Satellite instruments inadequate to detect ``missing`` Earth heat

The existing observational tools are not adequate to measure a significant portion of heat that is believed to have built up on Earth in recent years.

Washington: The existing observational tools are not adequate to measure a significant portion of heat that is believed to have built up on Earth in recent years and this ``missing`` heat may affect future climate change, scientists have warned.
The study has appeared in a "Perspectives" article in this week``s issue of the journal Science.

According to scientists at the National Center for Atmospheric Research (NCAR) in Boulder, Colo., satellite sensors, ocean floats, and other instruments cannot track this "missing" heat, which may be building up in the deep oceans or elsewhere in the climate system.

Lead author and NCAR scientist Kevin Trenberth said: "The heat will come back to haunt us sooner or later.

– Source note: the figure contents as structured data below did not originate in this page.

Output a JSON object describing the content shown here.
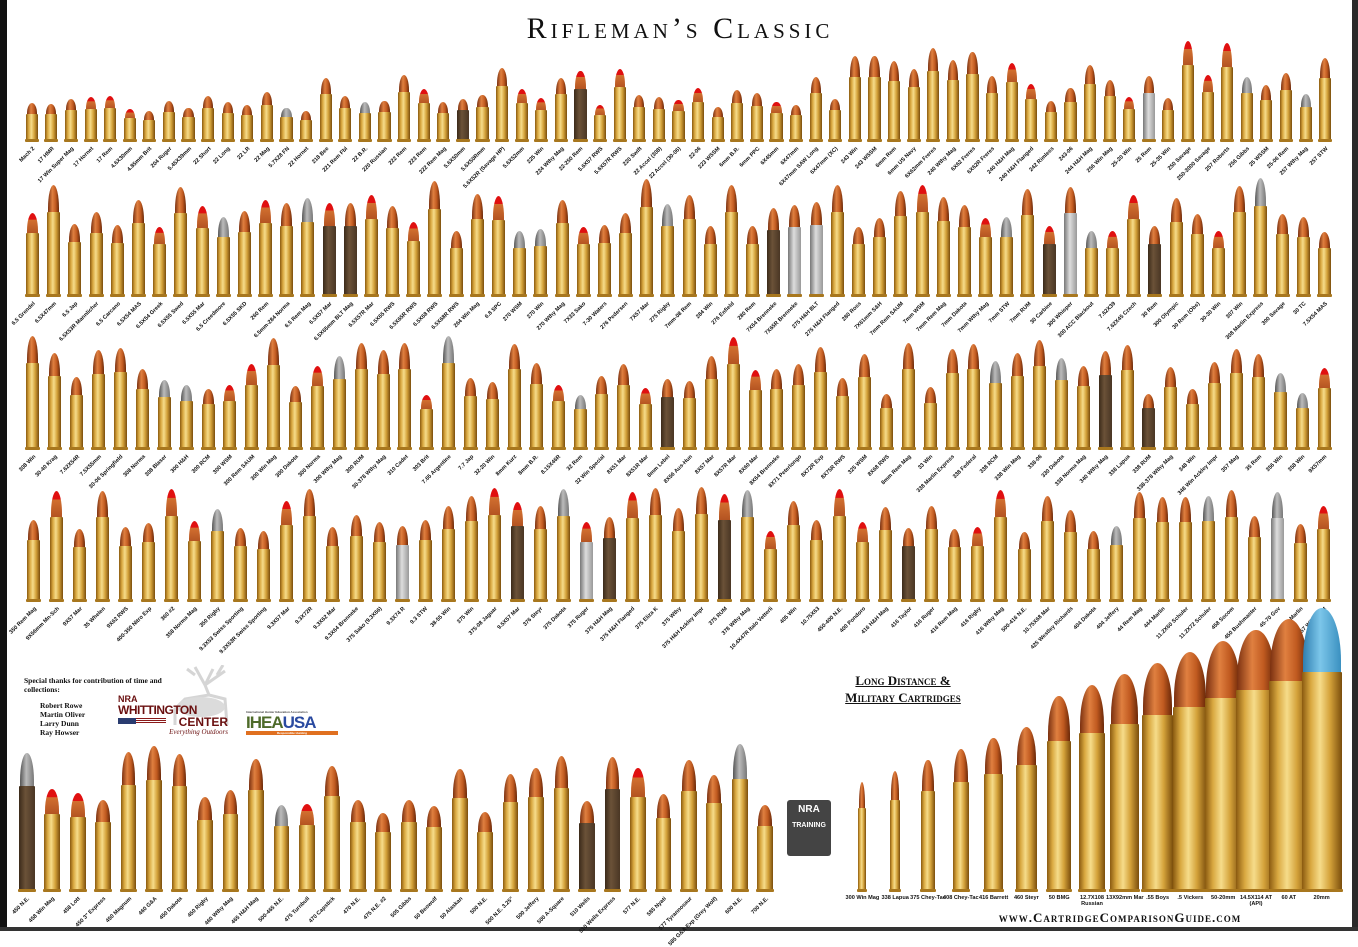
{
  "title": "Rifleman’s Classic",
  "colors": {
    "brass": "#d9a840",
    "copper": "#c05a20",
    "tip_red": "#e01010",
    "frame": "#111111"
  },
  "rows": [
    {
      "cartridges": [
        "Mach 2",
        "17 HMR",
        "17 Win Super Mag",
        "17 Hornet",
        "17 Rem",
        "4.6X30mm",
        "4.85mm Brit",
        "204 Ruger",
        "5.45X39mm",
        "22 Short",
        "22 Long",
        "22 LR",
        "22 Mag",
        "5.7X28 FN",
        "22 Hornet",
        "218 Bee",
        "221 Rem Fbl",
        "22 B.R.",
        "220 Russian",
        "222 Rem",
        "223 Rem",
        "222 Rem Mag",
        "5.6X50mm",
        "5.6X50Rmm",
        "5.6X52R (Savage HP)",
        "5.6X52mm",
        "225 Win",
        "224 Wthy Mag",
        "22-250 Rem",
        "5.6X57 RWS",
        "5.6X57R RWS",
        "220 Swift",
        "22 Accel (308)",
        "22 Accel (30-06)",
        "22-06",
        "223 WSSM",
        "6mm B.R.",
        "6mm PPC",
        "6X45mm",
        "6X47mm",
        "6X47mm SAW Long",
        "6X47mm (XC)",
        "243 Win",
        "243 WSSM",
        "6mm Rem",
        "6mm US Navy",
        "6X62mm Freres",
        "240 Wthy Mag",
        "6X62 Freres",
        "6X62R Freres",
        "240 H&H Mag",
        "240 H&H Flanged",
        "242 Rimless",
        "243-06",
        "244 H&H Mag",
        "256 Win Mag",
        "25-20 Win",
        "25 Rem",
        "25-35 Win",
        "250 Savage",
        "250-3000 Savage",
        "257 Roberts",
        "256 Gibbs",
        "25 WSSM",
        "25-06 Rem",
        "257 Wthy Mag",
        "257 STW"
      ]
    },
    {
      "cartridges": [
        "6.5 Grendel",
        "6.5X47mm",
        "6.5 Jap",
        "6.5X53R Mannlicher",
        "6.5 Carcano",
        "6.5X54 MAS",
        "6.5X54 Greek",
        "6.5X55 Swed",
        "6.5X55 Mar",
        "6.5 Creedmore",
        "6.5X55 SKD",
        "260 Rem",
        "6.5mm-284 Norma",
        "6.5 Rem Mag",
        "6.5X57 Mar",
        "6.5X65mm BLT Mag",
        "6.5X57R Mar",
        "6.5X65 RWS",
        "6.5X65R RWS",
        "6.5X68 RWS",
        "6.5X68R RWS",
        "264 Win Mag",
        "6.8 SPC",
        "270 WSM",
        "270 Win",
        "270 Wthy Mag",
        "7X33 Sako",
        "7-30 Waters",
        "276 Pedersen",
        "7X57 Mar",
        "275 Rigby",
        "7mm-08 Rem",
        "284 Win",
        "276 Enfield",
        "280 Rem",
        "7X64 Brenneke",
        "7X65R Brenneke",
        "275 H&H BLT",
        "275 H&H Flanged",
        "280 Ross",
        "7X61mm S&H",
        "7mm Rem SAUM",
        "7mm WSM",
        "7mm Rem Mag",
        "7mm Dakota",
        "7mm Wthy Mag",
        "7mm STW",
        "7mm RUM",
        "30 Carbine",
        "300 Whisper",
        "300 ACC Blackout",
        "7.62X39",
        "7.62X45 Czech",
        "30 Rem",
        "300 Olympic",
        "30 Rem (Obs)",
        "30-30 Win",
        "307 Win",
        "308 Marlin Express",
        "300 Savage",
        "30 TC",
        "7.5X54 MAS"
      ]
    },
    {
      "cartridges": [
        "308 Win",
        "30-40 Krag",
        "7.62X54R",
        "7.5X55mm",
        "30-06 Springfield",
        "308 Norma",
        "308 Blaser",
        "300 H&H",
        "300 RCM",
        "300 WSM",
        "300 Rem SAUM",
        "300 Win Mag",
        "300 Dakota",
        "300 Norma",
        "300 Wthy Mag",
        "300 RUM",
        "30-378 Wthy Mag",
        "310 Cadet",
        "303 Brit",
        "7.65 Argentine",
        "7.7 Jap",
        "32-20 Win",
        "8mm Kurz",
        "8mm B.R.",
        "8.15X46R",
        "32 Rem",
        "32 Win Special",
        "8X51 Mar",
        "8X51R Mar",
        "8mm Lebel",
        "8X56 Aus-Hun",
        "8X57 Mar",
        "8X57R Mar",
        "8X60 Mar",
        "8X64 Brenneke",
        "8X71 Peterlongo",
        "8X72R Exp",
        "8X75R RWS",
        "325 WSM",
        "8X68 RWS",
        "8mm Rem Mag",
        "33 Win",
        "338 Marlin Express",
        "338 Federal",
        "338 RCM",
        "338 Win Mag",
        "338-06",
        "330 Dakota",
        "338 Norma Mag",
        "340 Wthy Mag",
        "338 Lapua",
        "338 RUM",
        "338-378 Wthy Mag",
        "348 Win",
        "348 Win Ackley Impr",
        "357 Mag",
        "35 Rem",
        "356 Win",
        "358 Win",
        "9X57mm"
      ]
    },
    {
      "cartridges": [
        "350 Rem Mag",
        "9X56mm Mn-Sch",
        "9X57 Mar",
        "35 Whelen",
        "9X62 RWS",
        "400-350 Nitro Exp",
        "360 #2",
        "358 Norma Mag",
        "350 Rigby",
        "9.3X53 Swiss Sporting",
        "9.3X53R Swiss Sporting",
        "9.3X57 Mar",
        "9.3X72R",
        "9.3X62 Mar",
        "9.3X64 Brenneke",
        "375 Sako (9.3X66)",
        "9.3X74 R",
        "9.3 STW",
        "38-55 Win",
        "375 Win",
        "375-08 Jaguar",
        "9.5X57 Mar",
        "376 Steyr",
        "375 Dakota",
        "375 Ruger",
        "375 H&H Mag",
        "375 H&H Flanged",
        "375 Eliza K",
        "375 Wthy",
        "375 H&H Ackley Impr",
        "375 RUM",
        "378 Wthy Mag",
        "10.4X47R Italo Vetterli",
        "405 Win",
        "10.75X63",
        "450-400 N.E.",
        "400 Pondoro",
        "416 H&H Mag",
        "416 Taylor",
        "416 Ruger",
        "416 Rem Mag",
        "416 Rigby",
        "416 Wthy Mag",
        "500-416 N.E.",
        "10.75X68 Mar",
        "425 Westley Richards",
        "404 Dakota",
        "404 Jeffery",
        "44 Rem Mag",
        "444 Marlin",
        "11.2X60 Schuler",
        "11.2X72 Schuler",
        "458 Socom",
        "450 Bushmaster",
        "45-70 Gov",
        "450 Marlin",
        "457 Wild West"
      ]
    },
    {
      "cartridges": [
        "450 N.E.",
        "458 Win Mag",
        "458 Lott",
        "450 3\" Express",
        "450 Magnum",
        "460 G&A",
        "450 Dakota",
        "450 Rigby",
        "460 Wthy Mag",
        "465 H&H Mag",
        "500-465 N.E.",
        "475 Turnbull",
        "470 Capstick",
        "470 N.E.",
        "475 N.E. #2",
        "505 Gibbs",
        "50 Beowulf",
        "50 Alaskan",
        "500 N.E.",
        "500 N.E. 3.25\"",
        "500 Jeffery",
        "500 A-Square",
        "510 Wells",
        "510 Wells Express",
        "577 N.E.",
        "585 Nyati",
        "577 Tyrannosaur",
        "585 G&A Exp (Grey Wolf)",
        "600 N.E.",
        "700 N.E."
      ]
    }
  ],
  "long_distance": {
    "heading_line1": "Long Distance &",
    "heading_line2": "Military Cartridges",
    "cartridges": [
      "300 Win Mag",
      "338 Lapua",
      "375 Chey-Tac",
      "408 Chey-Tac",
      "416 Barrett",
      "460 Steyr",
      "50 BMG",
      "12.7X108 Russian",
      "13X92mm Mar",
      ".55 Boys",
      ".5 Vickers",
      "50-20mm",
      "14.5X114 AT (API)",
      "60 AT",
      "20mm"
    ]
  },
  "credits": {
    "intro": "Special thanks for contribution of time and collections:",
    "names": [
      "Robert Rowe",
      "Martin Oliver",
      "Larry Dunn",
      "Ray Howser"
    ]
  },
  "logos": {
    "nra_whittington": {
      "line1": "NRA",
      "line2": "WHITTINGTON",
      "line3": "CENTER",
      "tagline": "Everything Outdoors"
    },
    "ihea": {
      "top": "International Hunter Education Association",
      "main_a": "IHEA",
      "main_b": "USA",
      "tagline": "Responsible Hunting"
    },
    "nra_training": {
      "line1": "NRA",
      "line2": "TRAINING"
    }
  },
  "footer": {
    "url": "www.CartridgeComparisonGuide.com"
  }
}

"The reprieve we`ve had from warming temperatures in the last few years will not continue. It is critical to track the build-up of energy in our climate system so we can understand what is happening and predict our future climate."

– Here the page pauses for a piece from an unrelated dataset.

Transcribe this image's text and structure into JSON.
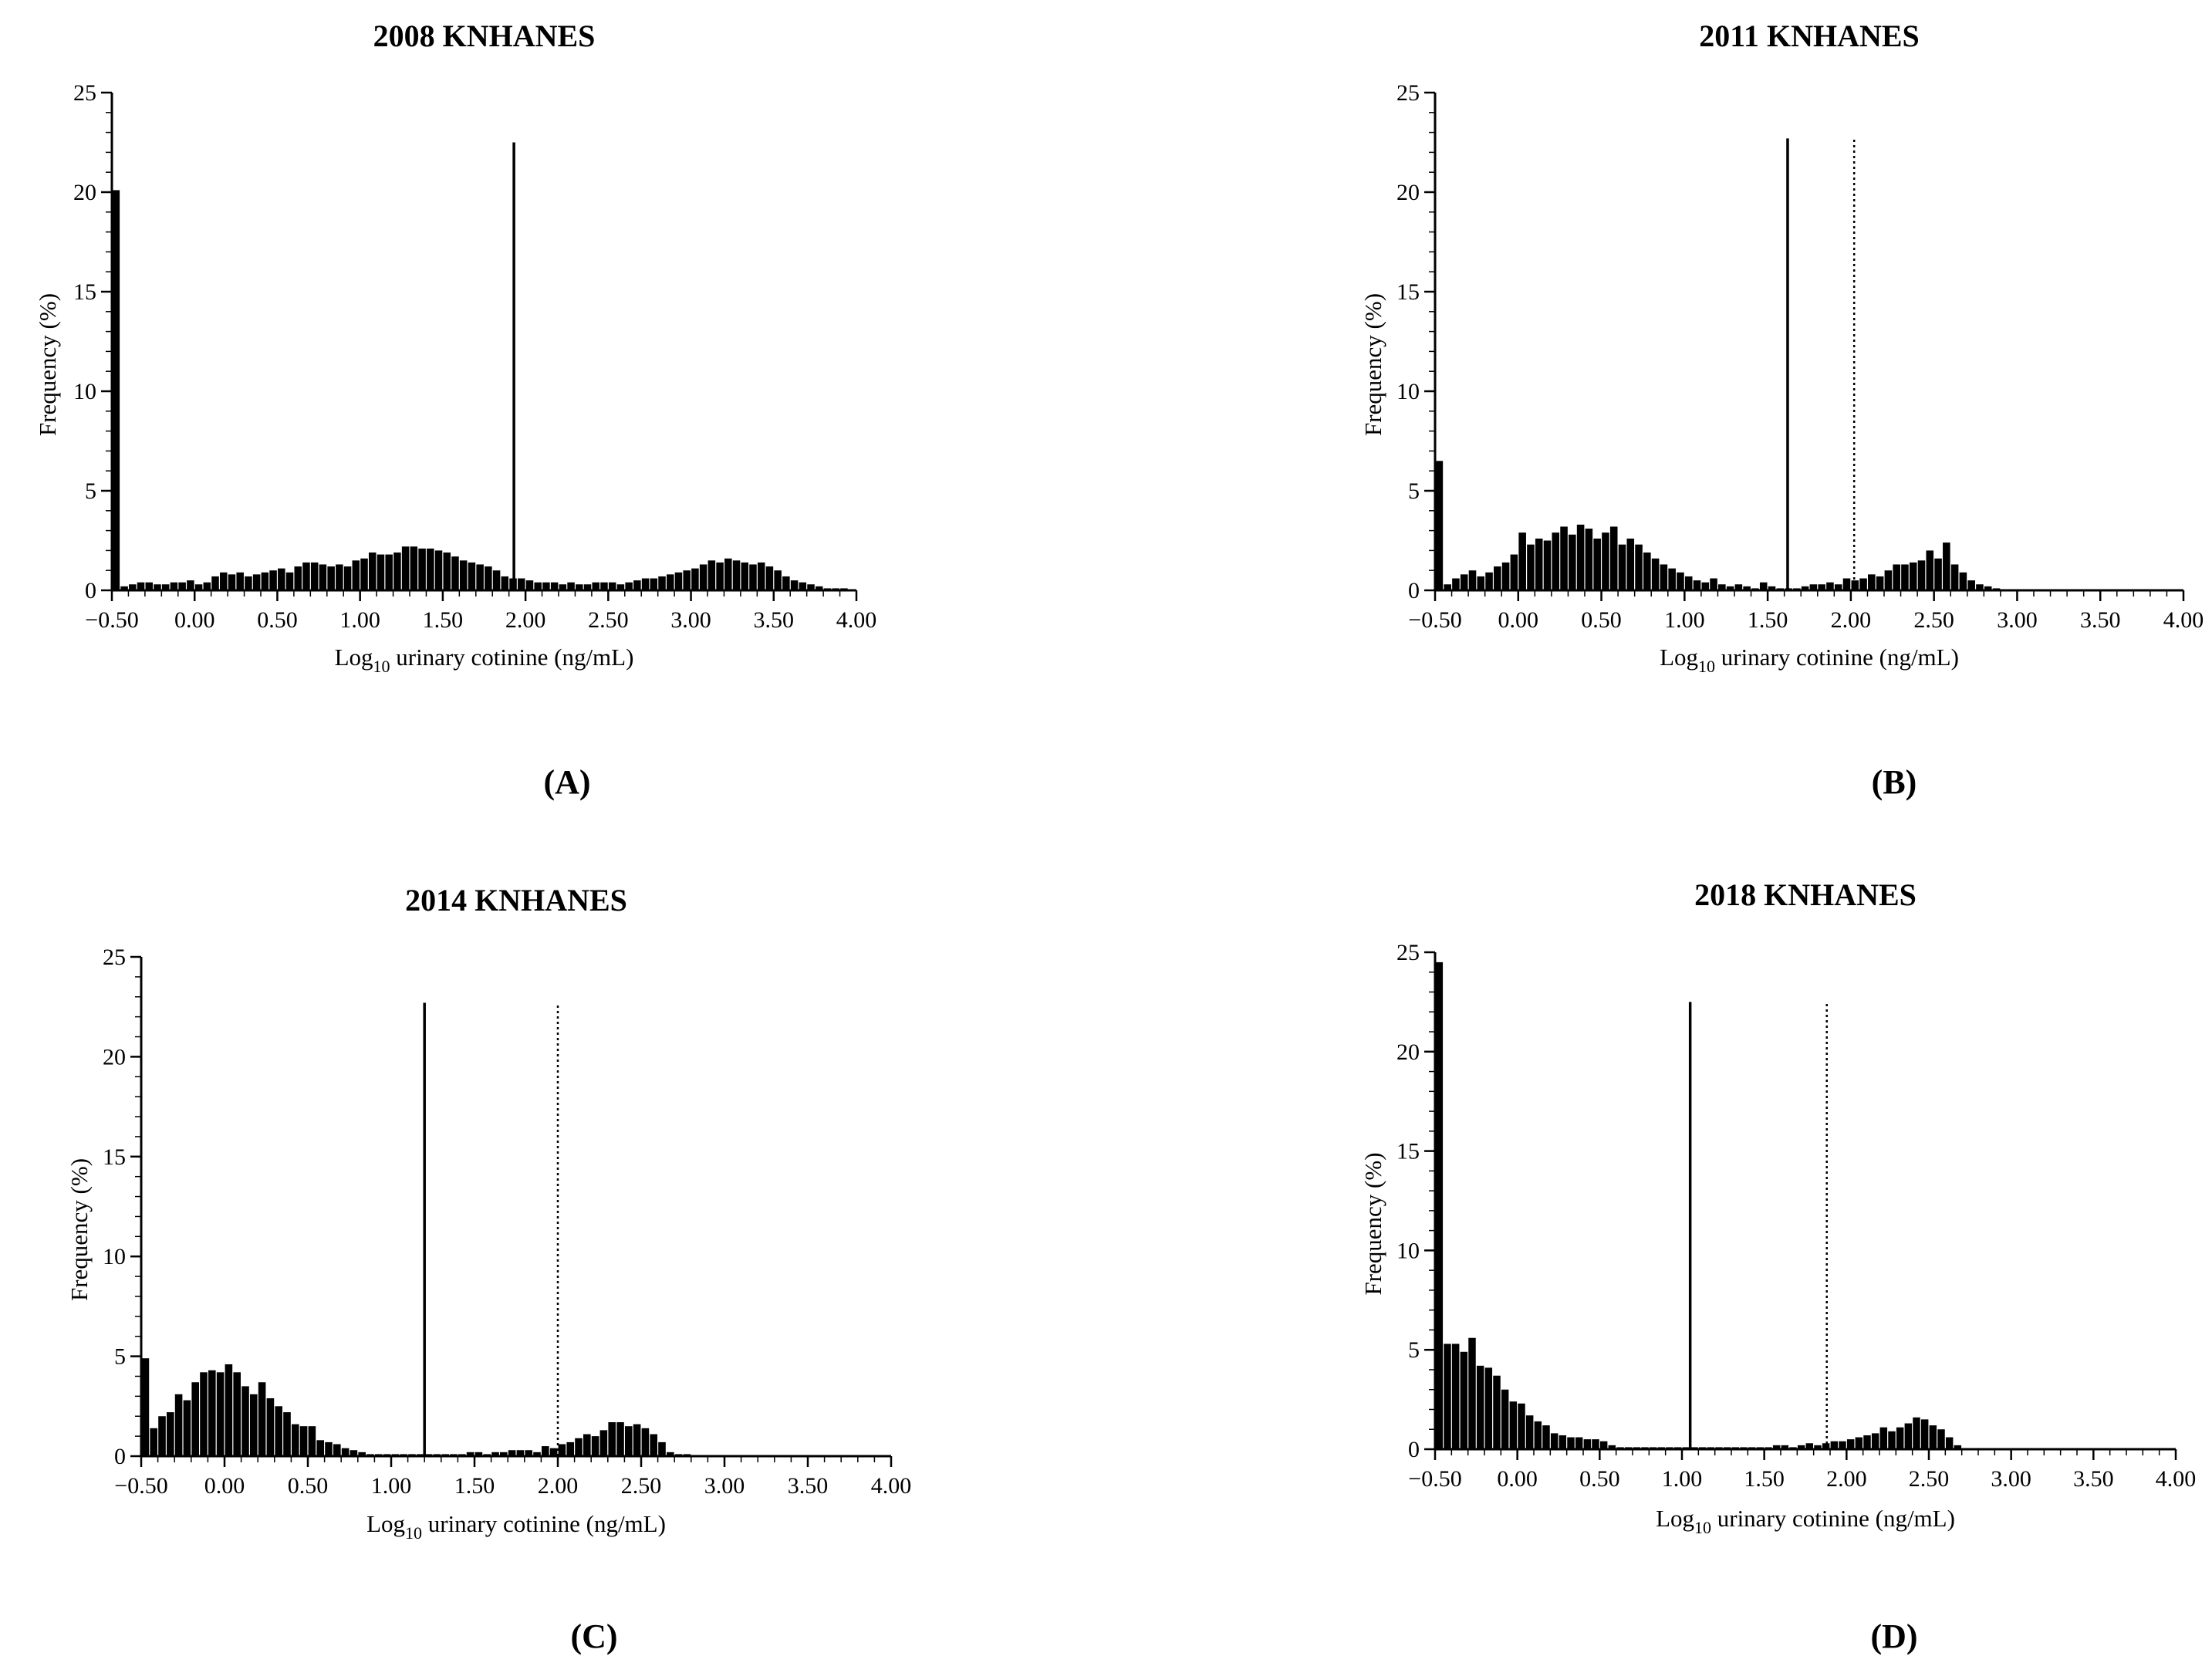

The authors suggest that last year`s rapid onset of El Niño, the periodic event in which upper ocean waters across much of the tropical Pacific Ocean become significantly warmer, may be one way in which the solar energy has reappeared.

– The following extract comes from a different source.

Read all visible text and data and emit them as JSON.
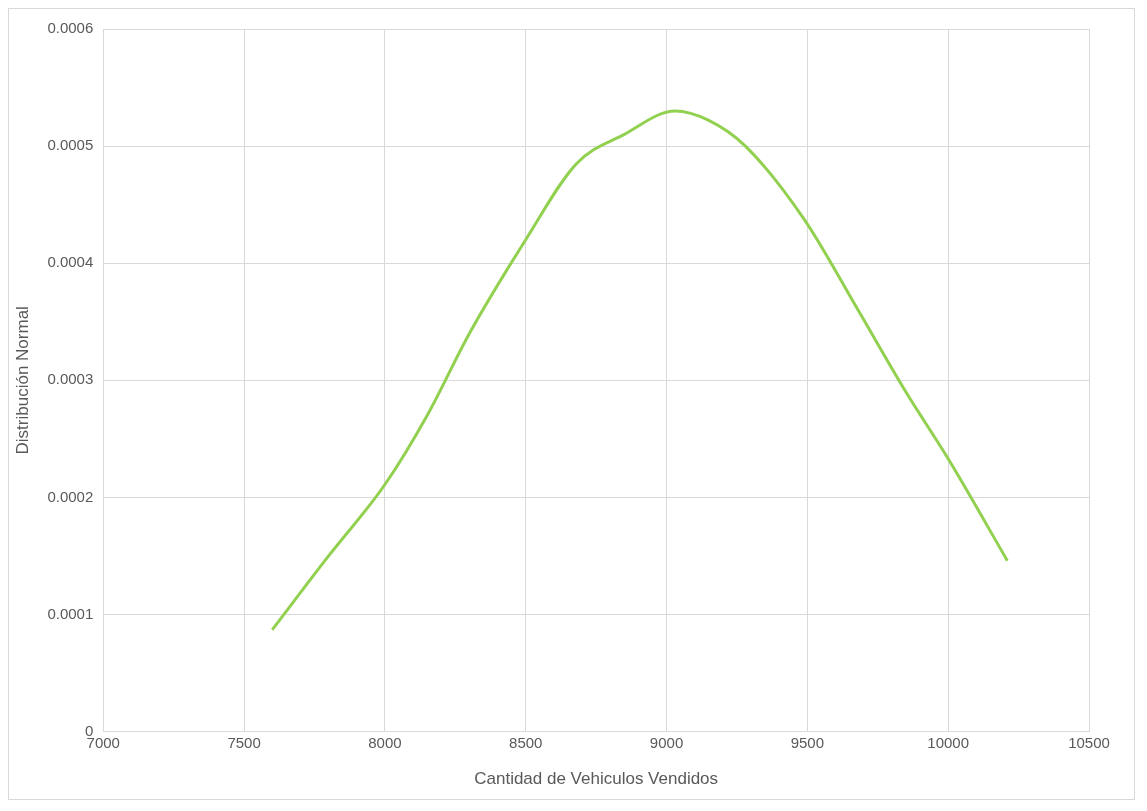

Trenberth and his co-author, NCAR scientist John Fasullo, focused on a central mystery of climate change.

Whereas satellite instruments indicate that greenhouse gases are continuing to trap more solar energy, or heat, scientists since 2003 have been unable to determine where much of that heat is going.

Either the satellite observations are incorrect, pointed out Trenberth, or, more likely, large amounts of heat are penetrating to regions that are not adequately measured, such as the deepest parts of the oceans.

Compounding the problem, Earth``s surface temperatures have largely levelled off in recent years.

Yet melting glaciers and Arctic sea ice, along with rising sea levels, indicate that heat is continuing to have profound effects on the planet. Trenberth and Fasullo believe it is imperative to better measure the flow of energy through Earth`s climate system.

For instance, any geoengineering plan to artificially alter the world``s climate to counter global warming could have inadvertent consequences, which may be difficult to analyse unless scientists can track heat around the globe.

Improved analysis of energy in the atmosphere and oceans can also help researchers better understand and possibly even anticipate unusual weather patterns, such as the cold outbreaks across much of the US, Europe, and Asia over the past winter.

As greenhouse gases accumulate in the atmosphere, satellite instruments show a growing imbalance between energy entering the atmosphere from the sun and energy leaving from Earth``s surface.

This imbalance is the source of long-term global warming.

But tracking the growing amount of heat on Earth is far more complicated than measuring temperatures at the planet``s surface.

The oceans absorb about 90 percent of the solar energy that is trapped by greenhouse gases. Additional amounts of heat go toward melting glaciers and sea ice, as well as warming the land and parts of the atmosphere.

Only a tiny fraction warms the air at the planet``s surface.

Satellite measurements indicate that the amount of greenhouse-trapped solar energy has risen over recent years while the increase in heat measured in the top 3,000 feet of the ocean has stalled.

Although it is difficult to quantify the amount of solar energy with precision, Trenberth and Fasullo estimate that, based on satellite data, the amount of energy build-up appears to be about 1.0 watts per square meter or higher, while ocean instruments indicate a build-up of about 0.5 watts per square meter.

That means about half the total amount of heat is unaccounted for.

A percentage of the missing heat could be illusory, the result of imprecise measurements by satellites and surface sensors or incorrect processing of data from those sensors, the authors explained.

Until 2003, the measured heat increase was consistent with computer model expectations.

But a new set of ocean monitors since then has shown a steady decrease in the rate of oceanic heating, even as the satellite-measured imbalance between incoming and outgoing energy continues to grow.